O julgamento está marcado para ocorrer entre os dias seis e treze de março. Além de Flávio Dino, integram a Primeira Turma os ministros Cármen Lúcia, Cristiano Zanin e Alexandre de Moraes, relator do caso. Caberá ao colegiado decidir se a denúncia será recebida ou rejeitada nesta fase inicial do processo.

A Procuradoria-Geral da República acusa Malafaia da prática dos crimes de injúria e calúnia contra o comandante do Exército, general Tomás Paiva. Segundo a acusação, os fatos ocorreram durante uma manifestação realizada em São Paulo em apoio ao ex-presidente Jair Bolsonaro. No ato, o pastor afirmou que generais seriam frouxos, covardes e omissos, além de declarar que militares não honrariam a farda que vestem.

Em manifestação encaminhada ao Supremo, Malafaia negou ter ofendido diretamente o comandante do Exército. Ele sustentou que suas declarações tiveram caráter genérico e se dirigiram ao alto comando militar, sem intenção de atingir pessoalmente qualquer autoridade específica.

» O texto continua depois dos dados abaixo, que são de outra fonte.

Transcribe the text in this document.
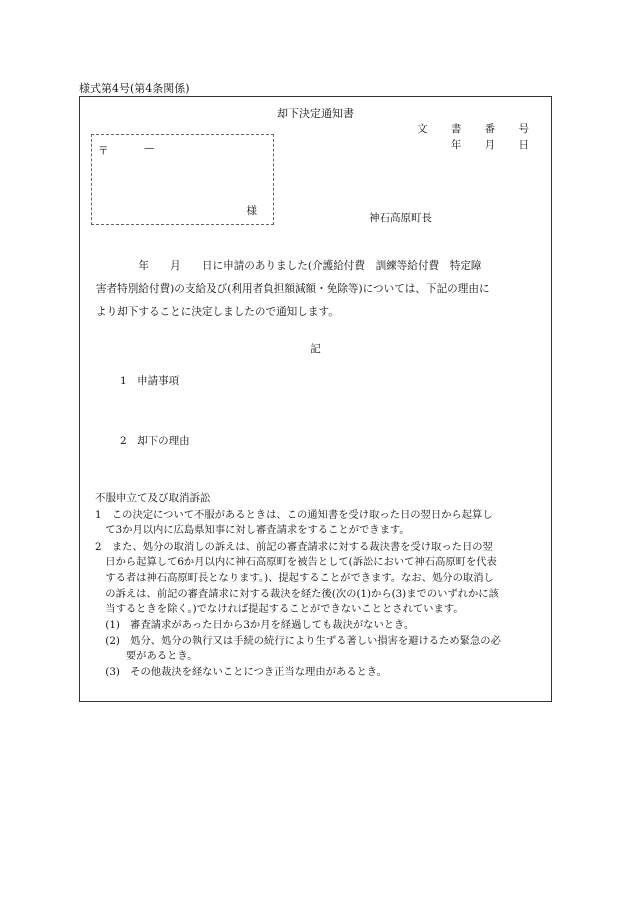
様式第4号(第4条関係)
却下決定通知書
文 書 番 号
年 月 日
〒	—
様
神石高原町長
　　　　年　　月　　日に申請のありました(介護給付費　訓練等給付費　特定障
害者特別給付費)の支給及び(利用者負担額減額・免除等)については、下記の理由に
より却下することに決定しましたので通知します。
記
1　申請事項
2　却下の理由
不服申立て及び取消訴訟
1　この決定について不服があるときは、この通知書を受け取った日の翌日から起算し
　て3か月以内に広島県知事に対し審査請求をすることができます。
2　また、処分の取消しの訴えは、前記の審査請求に対する裁決書を受け取った日の翌
　日から起算して6か月以内に神石高原町を被告として(訴訟において神石高原町を代表
　する者は神石高原町長となります。)、提起することができます。なお、処分の取消し
　の訴えは、前記の審査請求に対する裁決を経た後(次の(1)から(3)までのいずれかに該
　当するときを除く。)でなければ提起することができないこととされています。
　(1)　審査請求があった日から3か月を経過しても裁決がないとき。
　(2)　処分、処分の執行又は手続の続行により生ずる著しい損害を避けるため緊急の必
　　　要があるとき。
　(3)　その他裁決を経ないことにつき正当な理由があるとき。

A defesa reforçou que o religioso utilizou palavras duras no contexto de um discurso político, mas sem mencionar nominalmente Tomás Paiva. Os advogados afirmaram que não houve ofensa individualizada, tampouco intenção de desonrar a suposta vítima, caracterizando as falas como críticas amplas, protegidas pela liberdade de expressão.